В кинематографическом отношении Чили была одной из стран Латинской Америки, больше всех сопротивлявшихся Голливуду, который в 1945 году монополизировал лишь 50 процентов ее доходов. Однако с конца войны мощный кризис обрушился на студии в Сантяго, и они почти прекратили выпуск продукции.
ПЕРУ[387]
Перу, древняя земля инков, граничащая с Тихим океаном на севере Чили, имела две маленькие студии в своей столице Лиме. Первый звуковой фильм был поставлен в 1938 году. Во время войны продукция в один из годов достигла максимума в шесть фильмов. Но в 1945 году развитие кинопроизводства было остановлено на несколько лет сильным кризисом. О 15 или 20 перуанских фильмах, поставленных во время войны, мы не имеем сведений.
КОЛУМБИЯ[388]
Колумбия может гордиться тем, что ее первый фильм был поставлен в 1920-е годы, однако ее кинопроизводство стало развиваться лишь после 1938 года. Во время войны было пять-шесть продюсеров, которые за отсутствием студий снимали фильмы там, где могли, в кабаре или в радиостудиях[389].

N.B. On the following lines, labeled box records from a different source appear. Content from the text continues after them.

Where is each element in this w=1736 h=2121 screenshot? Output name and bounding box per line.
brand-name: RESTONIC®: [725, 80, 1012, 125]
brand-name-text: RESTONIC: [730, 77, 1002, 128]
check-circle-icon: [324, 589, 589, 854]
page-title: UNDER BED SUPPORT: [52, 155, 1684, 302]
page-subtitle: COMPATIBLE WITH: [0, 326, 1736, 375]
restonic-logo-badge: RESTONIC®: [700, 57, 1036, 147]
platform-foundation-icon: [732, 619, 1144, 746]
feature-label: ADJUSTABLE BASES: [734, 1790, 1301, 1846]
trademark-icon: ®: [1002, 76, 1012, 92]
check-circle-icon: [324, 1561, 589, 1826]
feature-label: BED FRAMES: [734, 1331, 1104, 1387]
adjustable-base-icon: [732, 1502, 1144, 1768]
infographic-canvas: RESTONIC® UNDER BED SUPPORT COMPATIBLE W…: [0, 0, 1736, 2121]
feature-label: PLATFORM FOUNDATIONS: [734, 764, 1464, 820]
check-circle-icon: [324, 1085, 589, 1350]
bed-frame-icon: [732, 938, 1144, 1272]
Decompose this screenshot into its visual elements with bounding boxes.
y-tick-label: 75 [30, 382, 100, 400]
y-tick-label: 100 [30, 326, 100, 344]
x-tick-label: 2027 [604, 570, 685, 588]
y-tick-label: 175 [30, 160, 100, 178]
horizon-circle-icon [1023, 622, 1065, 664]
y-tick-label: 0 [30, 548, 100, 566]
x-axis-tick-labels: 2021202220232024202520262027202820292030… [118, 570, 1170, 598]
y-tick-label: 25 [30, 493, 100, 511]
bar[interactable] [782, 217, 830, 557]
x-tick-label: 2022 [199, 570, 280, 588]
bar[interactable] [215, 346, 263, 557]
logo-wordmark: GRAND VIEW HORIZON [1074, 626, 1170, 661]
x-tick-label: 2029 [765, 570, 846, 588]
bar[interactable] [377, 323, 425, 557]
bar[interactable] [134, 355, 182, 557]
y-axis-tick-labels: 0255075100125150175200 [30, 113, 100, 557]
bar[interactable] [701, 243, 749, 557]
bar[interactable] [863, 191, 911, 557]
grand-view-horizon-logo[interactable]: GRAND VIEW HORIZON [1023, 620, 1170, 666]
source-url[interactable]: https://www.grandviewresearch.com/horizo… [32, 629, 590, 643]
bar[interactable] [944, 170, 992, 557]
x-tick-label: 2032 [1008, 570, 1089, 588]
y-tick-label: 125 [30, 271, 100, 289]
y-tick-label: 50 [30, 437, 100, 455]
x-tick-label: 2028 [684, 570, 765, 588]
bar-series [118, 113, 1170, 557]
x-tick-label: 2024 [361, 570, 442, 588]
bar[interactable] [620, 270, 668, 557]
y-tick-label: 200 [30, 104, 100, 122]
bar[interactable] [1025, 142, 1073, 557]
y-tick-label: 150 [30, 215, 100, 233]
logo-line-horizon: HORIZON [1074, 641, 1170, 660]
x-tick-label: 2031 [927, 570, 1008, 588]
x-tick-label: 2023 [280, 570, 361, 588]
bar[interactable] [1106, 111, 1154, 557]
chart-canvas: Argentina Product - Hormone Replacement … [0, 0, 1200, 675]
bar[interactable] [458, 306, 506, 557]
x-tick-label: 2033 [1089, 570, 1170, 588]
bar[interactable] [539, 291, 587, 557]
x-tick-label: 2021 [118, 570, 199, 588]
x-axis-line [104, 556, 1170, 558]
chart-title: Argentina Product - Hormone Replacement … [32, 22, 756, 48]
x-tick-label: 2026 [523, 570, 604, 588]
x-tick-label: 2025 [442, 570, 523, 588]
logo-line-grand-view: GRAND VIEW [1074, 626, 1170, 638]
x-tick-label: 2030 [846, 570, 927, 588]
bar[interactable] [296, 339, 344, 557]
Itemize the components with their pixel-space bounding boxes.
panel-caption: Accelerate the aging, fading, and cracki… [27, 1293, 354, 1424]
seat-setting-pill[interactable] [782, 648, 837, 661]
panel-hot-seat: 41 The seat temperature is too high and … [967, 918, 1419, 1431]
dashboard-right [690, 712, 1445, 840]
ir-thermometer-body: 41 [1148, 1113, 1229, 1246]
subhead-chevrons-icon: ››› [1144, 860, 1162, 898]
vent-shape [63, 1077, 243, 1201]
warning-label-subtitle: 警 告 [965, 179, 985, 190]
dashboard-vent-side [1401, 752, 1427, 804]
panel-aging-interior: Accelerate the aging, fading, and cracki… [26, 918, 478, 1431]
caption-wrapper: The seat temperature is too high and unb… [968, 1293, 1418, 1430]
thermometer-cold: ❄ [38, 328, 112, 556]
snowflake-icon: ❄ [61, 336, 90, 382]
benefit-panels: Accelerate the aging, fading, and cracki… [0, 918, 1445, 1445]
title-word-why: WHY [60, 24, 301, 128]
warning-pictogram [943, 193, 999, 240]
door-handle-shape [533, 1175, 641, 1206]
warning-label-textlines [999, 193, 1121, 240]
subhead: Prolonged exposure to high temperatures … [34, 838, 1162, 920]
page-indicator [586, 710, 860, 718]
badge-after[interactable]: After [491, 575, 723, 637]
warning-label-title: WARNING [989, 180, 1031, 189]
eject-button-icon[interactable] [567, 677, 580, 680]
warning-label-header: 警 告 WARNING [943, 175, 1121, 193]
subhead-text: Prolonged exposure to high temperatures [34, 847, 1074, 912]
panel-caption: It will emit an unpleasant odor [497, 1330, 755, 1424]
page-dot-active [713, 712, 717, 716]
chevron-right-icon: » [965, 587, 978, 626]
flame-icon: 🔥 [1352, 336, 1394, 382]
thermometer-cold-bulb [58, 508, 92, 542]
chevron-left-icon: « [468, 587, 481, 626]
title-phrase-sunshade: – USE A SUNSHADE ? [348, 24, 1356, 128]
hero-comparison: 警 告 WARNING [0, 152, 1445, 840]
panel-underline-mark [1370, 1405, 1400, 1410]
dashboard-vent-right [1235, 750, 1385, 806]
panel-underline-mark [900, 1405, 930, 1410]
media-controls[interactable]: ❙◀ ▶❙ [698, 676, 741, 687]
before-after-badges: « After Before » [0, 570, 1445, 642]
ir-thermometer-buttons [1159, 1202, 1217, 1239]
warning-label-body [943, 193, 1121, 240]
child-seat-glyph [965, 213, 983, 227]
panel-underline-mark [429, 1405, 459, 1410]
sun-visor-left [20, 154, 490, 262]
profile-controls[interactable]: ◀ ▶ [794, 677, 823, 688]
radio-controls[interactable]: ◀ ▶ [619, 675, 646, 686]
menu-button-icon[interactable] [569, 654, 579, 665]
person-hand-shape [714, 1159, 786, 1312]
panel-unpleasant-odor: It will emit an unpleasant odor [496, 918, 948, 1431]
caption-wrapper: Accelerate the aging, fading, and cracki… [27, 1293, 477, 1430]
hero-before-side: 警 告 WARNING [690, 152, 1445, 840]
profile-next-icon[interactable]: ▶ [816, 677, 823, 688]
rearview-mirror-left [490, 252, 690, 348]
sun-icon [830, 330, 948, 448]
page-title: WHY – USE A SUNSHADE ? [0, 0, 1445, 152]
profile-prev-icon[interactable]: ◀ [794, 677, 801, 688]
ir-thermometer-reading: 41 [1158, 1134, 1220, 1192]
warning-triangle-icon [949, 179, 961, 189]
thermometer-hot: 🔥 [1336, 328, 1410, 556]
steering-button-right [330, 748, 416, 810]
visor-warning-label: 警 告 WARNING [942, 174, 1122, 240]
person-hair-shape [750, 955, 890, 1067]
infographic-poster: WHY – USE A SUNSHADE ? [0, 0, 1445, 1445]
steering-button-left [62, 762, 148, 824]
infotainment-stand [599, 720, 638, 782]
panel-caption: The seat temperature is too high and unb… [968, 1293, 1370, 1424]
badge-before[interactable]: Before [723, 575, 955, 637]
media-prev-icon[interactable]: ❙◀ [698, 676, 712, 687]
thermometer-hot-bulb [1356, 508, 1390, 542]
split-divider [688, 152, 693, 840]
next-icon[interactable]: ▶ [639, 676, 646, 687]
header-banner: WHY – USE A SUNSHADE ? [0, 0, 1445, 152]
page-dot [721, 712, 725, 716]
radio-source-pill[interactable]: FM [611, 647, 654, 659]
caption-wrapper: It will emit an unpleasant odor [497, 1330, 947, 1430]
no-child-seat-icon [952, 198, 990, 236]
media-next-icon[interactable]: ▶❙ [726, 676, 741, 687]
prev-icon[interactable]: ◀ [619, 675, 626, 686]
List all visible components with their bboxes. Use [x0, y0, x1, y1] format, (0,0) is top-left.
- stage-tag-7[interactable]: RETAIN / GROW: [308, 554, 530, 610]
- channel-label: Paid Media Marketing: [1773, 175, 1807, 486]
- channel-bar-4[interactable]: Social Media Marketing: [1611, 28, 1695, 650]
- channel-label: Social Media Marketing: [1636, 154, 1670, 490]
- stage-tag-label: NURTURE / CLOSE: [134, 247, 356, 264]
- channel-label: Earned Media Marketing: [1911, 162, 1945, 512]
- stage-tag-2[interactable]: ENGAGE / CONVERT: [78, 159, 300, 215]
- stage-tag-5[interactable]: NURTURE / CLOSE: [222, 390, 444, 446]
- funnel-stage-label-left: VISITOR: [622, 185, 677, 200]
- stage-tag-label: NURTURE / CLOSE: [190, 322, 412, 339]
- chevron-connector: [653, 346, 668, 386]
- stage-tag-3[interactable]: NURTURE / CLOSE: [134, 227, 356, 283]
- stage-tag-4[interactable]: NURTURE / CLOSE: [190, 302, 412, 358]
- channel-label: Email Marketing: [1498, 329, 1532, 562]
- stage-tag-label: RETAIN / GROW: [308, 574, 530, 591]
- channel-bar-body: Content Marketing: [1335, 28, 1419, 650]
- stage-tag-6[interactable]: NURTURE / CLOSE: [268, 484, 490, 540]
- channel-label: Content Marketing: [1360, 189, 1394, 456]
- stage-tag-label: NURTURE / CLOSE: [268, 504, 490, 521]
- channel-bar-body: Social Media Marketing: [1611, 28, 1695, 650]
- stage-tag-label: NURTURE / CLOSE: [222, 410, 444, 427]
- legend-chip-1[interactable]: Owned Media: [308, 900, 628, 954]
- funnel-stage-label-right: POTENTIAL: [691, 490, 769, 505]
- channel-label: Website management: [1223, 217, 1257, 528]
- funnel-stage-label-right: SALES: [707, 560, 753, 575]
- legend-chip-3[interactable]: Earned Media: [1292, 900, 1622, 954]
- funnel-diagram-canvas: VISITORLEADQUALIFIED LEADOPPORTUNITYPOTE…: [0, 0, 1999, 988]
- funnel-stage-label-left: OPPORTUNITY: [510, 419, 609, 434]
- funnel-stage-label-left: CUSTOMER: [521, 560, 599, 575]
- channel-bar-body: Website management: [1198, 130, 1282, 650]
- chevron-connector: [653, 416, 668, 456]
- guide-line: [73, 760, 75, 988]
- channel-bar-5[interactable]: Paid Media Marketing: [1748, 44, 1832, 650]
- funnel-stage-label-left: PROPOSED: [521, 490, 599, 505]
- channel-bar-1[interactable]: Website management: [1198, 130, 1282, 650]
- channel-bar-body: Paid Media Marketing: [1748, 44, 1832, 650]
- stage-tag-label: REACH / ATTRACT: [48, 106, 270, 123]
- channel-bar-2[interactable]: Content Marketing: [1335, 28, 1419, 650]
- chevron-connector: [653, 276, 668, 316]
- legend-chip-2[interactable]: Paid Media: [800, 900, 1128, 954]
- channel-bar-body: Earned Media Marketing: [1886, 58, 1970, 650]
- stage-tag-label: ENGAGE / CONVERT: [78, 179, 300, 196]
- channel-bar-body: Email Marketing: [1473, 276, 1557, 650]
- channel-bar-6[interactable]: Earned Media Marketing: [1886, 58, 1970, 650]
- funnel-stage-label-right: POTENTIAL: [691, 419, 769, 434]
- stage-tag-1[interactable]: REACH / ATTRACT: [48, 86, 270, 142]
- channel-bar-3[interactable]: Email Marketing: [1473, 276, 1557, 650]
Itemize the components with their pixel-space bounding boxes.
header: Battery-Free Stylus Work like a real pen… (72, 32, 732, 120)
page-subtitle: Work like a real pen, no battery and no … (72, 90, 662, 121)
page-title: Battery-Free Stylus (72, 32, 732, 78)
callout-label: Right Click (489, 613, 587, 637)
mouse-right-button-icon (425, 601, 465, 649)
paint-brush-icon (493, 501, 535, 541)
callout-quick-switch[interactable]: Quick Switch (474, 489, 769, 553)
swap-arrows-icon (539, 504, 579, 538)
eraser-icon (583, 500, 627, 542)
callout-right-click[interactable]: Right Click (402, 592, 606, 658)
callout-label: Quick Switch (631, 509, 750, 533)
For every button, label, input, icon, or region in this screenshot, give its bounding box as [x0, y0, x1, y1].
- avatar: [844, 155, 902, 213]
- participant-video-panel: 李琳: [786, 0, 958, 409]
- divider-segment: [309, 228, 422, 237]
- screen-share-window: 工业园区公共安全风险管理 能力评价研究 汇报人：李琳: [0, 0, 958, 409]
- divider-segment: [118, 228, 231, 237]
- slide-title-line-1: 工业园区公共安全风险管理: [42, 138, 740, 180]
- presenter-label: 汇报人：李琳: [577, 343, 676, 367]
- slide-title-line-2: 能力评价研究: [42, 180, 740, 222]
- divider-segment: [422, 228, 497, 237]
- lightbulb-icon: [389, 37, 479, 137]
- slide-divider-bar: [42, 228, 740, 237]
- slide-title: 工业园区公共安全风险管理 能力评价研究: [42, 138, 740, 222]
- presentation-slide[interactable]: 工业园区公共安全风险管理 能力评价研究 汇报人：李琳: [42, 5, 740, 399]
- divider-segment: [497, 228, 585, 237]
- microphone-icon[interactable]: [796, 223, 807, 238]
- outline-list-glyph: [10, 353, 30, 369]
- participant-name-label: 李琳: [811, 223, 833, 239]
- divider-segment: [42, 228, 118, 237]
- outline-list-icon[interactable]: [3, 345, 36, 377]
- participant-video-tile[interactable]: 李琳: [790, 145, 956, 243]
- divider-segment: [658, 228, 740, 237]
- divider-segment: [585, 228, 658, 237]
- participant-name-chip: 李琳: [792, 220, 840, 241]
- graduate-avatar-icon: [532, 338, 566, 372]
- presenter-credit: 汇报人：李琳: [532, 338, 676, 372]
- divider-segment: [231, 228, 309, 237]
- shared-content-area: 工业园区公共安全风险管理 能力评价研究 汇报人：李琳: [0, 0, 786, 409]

В 1944 году правительство опубликовало декрет, покровительствующий национальному кинопроизводству. Посол Соединенных Штатов немедленно нанес визит президенту Альфонсо Лопесу и передал ему предостережение Голливуда[390], напоминавшее о том, что декрет противоречит торговому договору, связывающему Колумбию с Соединенными Штатами.
Декрет не был отменен, но он никогда не применялся. Все производственные общества обанкротились (кроме «Асеведо Соно-фильм»), и колумбийское кинопроизводство полностью прекратилось на несколько лет. Мы не имеем никаких сведений о фильмах, выпущенных в Боготе в период 1939–1945 годов.
ВЕНЕСУЭЛА[391]
Венесуэла, граничащая на севере Южной Америки с Карибским морем, была бы богата своей нефтью, если бы ее добыча не сосредотачивалась в руках «Стандард ойл». Во время войны Голливуд занимал 80–90 процентов венесуэльских кинопрограмм с весьма определенной тенденцией к отступлению перед мексиканскими и аргентинскими фильмами, составлявшими в 1946 году 15 процентов и 8 — в 1947 году против 70 процентов Соединенных Штатов.
Небольшое кинопроизводство, не превышавшее двухтрех фильмов в год, развивалось во время войны в Каракасе. В 1944 году были построены две студии — «Боливар-фильм» и «Атлас» (который, кажется, был филиалом одного мексиканского общества). После 1945 года производство не было прервано[392].
КУБА[393]
Расположенная на одном из Антильских островов, Куба в то время была полуколонией Соединенных Штатов, и почти все большие кинотеатры ее столицы, Гаваны, стали собственностью «Парамаунта» и «Уорнер».